Outside of Amarillo, we ran into a good old fashioned Texas windstorm the likes of which I have never experienced.  There was so much dust in the air, visibility was limited.  We were sharing the road with what Isaac termed, “the most semi trucks I’ve ever seen in my life” so the high winds and low visibility were making driving slow and troublesome.  Tumbleweeds were blowing across the road at a nice clip, occasionally hitting the side of the car but creating some interesting entertainment as we hunted for our exit.  Finally, we reached exit 74 just outside of town and pulled into The Big Texan where we had reservations for the night (more on The Big Texan tomorrow).

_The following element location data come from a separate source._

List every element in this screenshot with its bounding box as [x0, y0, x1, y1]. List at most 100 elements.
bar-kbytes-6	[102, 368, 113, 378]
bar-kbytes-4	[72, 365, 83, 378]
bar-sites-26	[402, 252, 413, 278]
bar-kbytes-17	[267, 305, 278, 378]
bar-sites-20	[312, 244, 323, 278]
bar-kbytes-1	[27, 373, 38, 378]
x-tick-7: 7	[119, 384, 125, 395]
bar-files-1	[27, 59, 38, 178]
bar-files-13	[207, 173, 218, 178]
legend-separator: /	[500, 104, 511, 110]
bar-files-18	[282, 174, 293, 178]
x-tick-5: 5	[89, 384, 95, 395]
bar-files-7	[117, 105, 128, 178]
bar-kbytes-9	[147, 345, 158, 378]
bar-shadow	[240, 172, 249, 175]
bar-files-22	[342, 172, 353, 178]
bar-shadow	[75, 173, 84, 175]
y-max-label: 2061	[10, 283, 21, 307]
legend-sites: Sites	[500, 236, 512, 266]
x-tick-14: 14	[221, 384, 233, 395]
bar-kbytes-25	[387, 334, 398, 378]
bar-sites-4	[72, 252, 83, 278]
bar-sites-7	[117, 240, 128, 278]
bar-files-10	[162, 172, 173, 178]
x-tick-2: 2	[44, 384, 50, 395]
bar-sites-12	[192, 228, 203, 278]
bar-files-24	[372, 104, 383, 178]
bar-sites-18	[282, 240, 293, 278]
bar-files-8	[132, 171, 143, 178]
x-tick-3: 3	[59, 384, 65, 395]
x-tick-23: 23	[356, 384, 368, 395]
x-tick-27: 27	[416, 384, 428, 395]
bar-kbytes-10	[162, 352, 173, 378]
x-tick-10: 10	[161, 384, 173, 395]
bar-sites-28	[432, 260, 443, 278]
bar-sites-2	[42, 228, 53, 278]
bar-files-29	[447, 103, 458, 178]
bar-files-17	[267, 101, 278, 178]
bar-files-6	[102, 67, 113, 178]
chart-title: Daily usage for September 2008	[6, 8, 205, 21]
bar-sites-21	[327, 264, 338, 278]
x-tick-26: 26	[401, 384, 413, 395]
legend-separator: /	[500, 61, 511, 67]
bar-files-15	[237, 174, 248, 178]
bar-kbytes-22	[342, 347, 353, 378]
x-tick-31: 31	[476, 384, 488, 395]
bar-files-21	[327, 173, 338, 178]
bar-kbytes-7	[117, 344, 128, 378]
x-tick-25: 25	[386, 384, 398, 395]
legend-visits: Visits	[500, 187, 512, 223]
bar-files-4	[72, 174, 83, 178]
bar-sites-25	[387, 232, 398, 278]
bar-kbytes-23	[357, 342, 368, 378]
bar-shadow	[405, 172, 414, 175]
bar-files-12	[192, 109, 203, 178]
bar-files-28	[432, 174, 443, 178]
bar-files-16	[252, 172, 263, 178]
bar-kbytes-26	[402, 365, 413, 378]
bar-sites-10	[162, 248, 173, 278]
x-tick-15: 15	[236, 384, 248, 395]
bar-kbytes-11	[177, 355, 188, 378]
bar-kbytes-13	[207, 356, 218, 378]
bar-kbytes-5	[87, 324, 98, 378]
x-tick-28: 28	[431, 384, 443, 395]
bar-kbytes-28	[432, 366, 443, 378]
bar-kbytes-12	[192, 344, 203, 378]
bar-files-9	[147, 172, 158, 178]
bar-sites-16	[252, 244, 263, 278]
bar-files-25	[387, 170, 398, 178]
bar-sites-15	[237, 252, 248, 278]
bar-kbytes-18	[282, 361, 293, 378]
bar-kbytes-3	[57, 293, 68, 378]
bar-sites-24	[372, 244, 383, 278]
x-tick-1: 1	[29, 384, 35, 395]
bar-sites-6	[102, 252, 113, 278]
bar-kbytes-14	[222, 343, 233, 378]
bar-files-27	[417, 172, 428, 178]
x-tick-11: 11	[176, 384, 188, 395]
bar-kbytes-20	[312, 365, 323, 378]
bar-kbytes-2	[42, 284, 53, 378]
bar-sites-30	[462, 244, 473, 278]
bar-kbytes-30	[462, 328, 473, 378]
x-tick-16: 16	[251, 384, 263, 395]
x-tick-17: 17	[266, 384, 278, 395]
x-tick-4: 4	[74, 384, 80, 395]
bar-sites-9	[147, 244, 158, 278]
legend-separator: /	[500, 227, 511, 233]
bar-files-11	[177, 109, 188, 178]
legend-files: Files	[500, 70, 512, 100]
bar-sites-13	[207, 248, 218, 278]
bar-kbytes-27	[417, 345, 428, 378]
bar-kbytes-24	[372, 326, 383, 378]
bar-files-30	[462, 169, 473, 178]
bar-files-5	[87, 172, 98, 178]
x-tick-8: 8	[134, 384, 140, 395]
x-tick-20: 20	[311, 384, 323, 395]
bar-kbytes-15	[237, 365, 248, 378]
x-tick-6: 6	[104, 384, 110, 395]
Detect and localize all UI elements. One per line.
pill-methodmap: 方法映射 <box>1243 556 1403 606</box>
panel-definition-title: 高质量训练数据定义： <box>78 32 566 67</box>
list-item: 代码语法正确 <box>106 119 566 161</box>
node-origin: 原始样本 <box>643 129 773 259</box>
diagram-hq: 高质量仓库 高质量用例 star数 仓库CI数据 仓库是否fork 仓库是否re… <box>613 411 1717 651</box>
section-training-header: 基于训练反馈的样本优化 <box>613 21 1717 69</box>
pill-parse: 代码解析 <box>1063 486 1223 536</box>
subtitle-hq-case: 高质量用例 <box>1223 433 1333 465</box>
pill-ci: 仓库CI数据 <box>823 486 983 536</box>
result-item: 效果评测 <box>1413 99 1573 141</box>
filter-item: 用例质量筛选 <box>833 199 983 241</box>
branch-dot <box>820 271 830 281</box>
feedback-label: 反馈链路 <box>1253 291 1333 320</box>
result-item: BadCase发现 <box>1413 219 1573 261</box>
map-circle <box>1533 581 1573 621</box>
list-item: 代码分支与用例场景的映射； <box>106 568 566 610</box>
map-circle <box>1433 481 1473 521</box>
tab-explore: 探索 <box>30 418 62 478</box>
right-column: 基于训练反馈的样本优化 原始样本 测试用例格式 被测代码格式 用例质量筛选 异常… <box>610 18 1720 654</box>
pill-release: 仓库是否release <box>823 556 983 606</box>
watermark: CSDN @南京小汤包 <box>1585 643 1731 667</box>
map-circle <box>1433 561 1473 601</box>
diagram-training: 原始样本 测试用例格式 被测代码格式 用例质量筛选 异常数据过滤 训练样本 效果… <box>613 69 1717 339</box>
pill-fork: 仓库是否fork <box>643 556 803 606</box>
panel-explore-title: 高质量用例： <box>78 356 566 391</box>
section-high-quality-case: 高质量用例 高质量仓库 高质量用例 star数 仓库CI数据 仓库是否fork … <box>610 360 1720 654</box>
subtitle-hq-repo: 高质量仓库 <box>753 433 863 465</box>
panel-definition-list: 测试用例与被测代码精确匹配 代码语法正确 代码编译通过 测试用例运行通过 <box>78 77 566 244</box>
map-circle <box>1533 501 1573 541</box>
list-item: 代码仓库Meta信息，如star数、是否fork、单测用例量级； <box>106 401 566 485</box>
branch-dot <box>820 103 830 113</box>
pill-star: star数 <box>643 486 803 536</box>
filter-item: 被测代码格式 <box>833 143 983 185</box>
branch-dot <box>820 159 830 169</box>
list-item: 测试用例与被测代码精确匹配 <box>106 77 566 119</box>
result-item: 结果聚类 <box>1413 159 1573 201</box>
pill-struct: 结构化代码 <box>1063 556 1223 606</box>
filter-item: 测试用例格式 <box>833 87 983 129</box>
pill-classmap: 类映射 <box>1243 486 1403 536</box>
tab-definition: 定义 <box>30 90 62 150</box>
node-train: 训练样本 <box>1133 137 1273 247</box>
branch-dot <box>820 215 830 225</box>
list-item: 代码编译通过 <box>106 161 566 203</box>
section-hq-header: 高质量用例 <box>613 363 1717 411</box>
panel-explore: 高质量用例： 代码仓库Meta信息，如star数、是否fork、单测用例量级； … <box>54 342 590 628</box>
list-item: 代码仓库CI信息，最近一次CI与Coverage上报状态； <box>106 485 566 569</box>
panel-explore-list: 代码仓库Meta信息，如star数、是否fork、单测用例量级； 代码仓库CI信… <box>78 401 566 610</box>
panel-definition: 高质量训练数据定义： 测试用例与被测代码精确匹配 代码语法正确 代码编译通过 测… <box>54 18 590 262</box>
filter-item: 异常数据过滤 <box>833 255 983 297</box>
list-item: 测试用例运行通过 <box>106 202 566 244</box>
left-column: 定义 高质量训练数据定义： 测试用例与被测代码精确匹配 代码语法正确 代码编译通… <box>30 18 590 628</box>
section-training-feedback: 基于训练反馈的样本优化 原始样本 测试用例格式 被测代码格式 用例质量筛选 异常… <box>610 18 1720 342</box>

Discovery #3 – While checking into the hotel, Holly, the hotel clerk pointed out that I was using a Discover Card that didn’t have my name on it.  Sure enough, when she handed me back the card and I examined it, I discovered that I had been using a girlfriend’s card!  Apparently, during our girlfriend night to the movies last weekend, the cards had gotten switched at dinner.  I quickly called said girlfriend and told her to pull out her Discover Card and look at it.  We both had a good laugh at the circumstance.

Vowing to cease using the card, we hunkered in for the night to the sounds of gravel hitting the side of the hotel and the “whap, whap” of a loose tarp in the back end of a truck parked outside our door – a tiring but eventful day.  We are going to sleep in late tomorrow and have our own church service in our PJs when we decide to get up.